Aucun fonds d'utilisateur n'a été menacé au cours des trois arrêts et aucune transaction engagée n'a été annulée, selon la Fondation. Les incidents n'avaient aucun rapport avec la charge de trafic ni aucun rapport avec un exploit externe, et les transactions sont revenues à une finalité inférieure à la seconde après le troisième redémarrage. La Fondation a également déclaré qu'un agent d'IA interne ayant accès aux journaux du validateur de production "avait accéléré le diagnostic".

La barre de fiabilité

Pour le contexte : le dernier arrêt du réseau principal officiellement confirmé de Solana remonte au 6 février 2024, lorsqu'un bug dans le cache du programme de validation a forcé un redémarrage coordonné d'environ cinq heures. Sui, en comparaison, a été frappé par un bref arrêt en novembre 2024 suite à une tentative de contrôle de la congestion et par un blocage du consensus de six heures en janvier 2026 avant cette dernière exécution.

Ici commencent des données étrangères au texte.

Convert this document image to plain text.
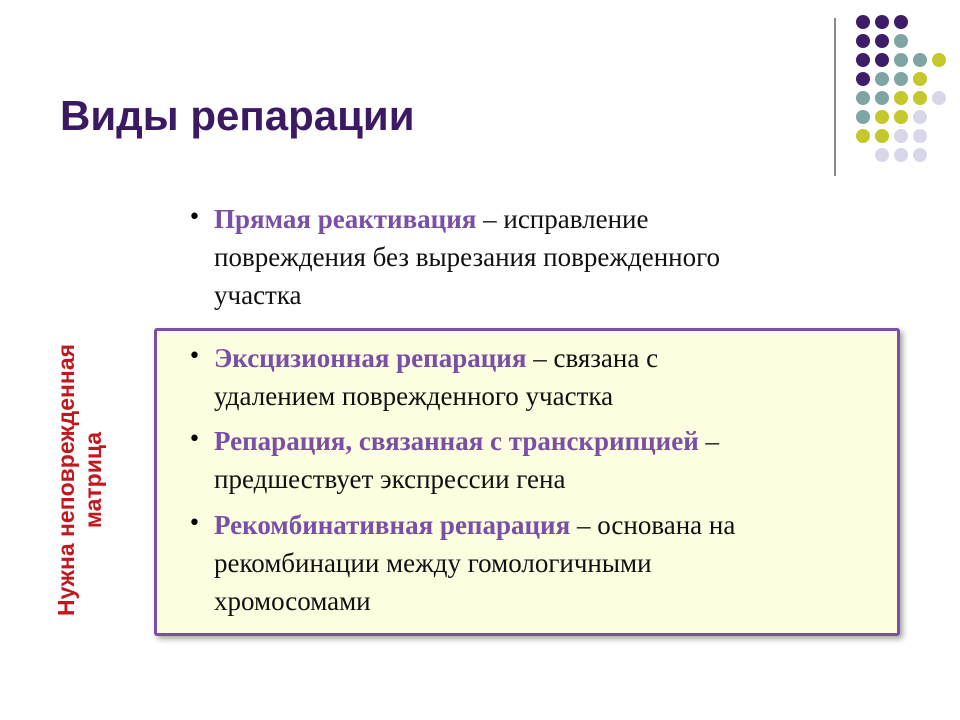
Виды репарации
• Прямая реактивация – исправление
повреждения без вырезания поврежденного
участка
• Эксцизионная репарация – связана с
удалением поврежденного участка
• Репарация, связанная с транскрипцией –
предшествует экспрессии гена
• Рекомбинативная репарация – основана на
рекомбинации между гомологичными
хромосомами
Нужна неповрежденная
матрица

La Fondation a nommé quatre priorités de remédiation : étendre les modèles de dégradation progressive en « mode sans échec » de Sui au reste du chemin de reconfiguration ; reconstruire la logique de chargement de gaz en une barre de qualité de code comparable à la Move VM ou au protocole de consensus Mysticeti ; élargir le programme d'agent IA de débogage de production ; et l'ajout d'une couche de défense en profondeur qui permettrait à un validateur d'ignorer une entrée provoquant un crash plutôt que d'arrêter la chaîne.

Le PDG de Mysten Labs, Evan Cheng, et le directeur des produits, Adeniyi Abiodun, n'avaient pas publié de commentaires publics sur l'autopsie au moment de la publication. Le Defiant a demandé des commentaires à la Fondation Sui.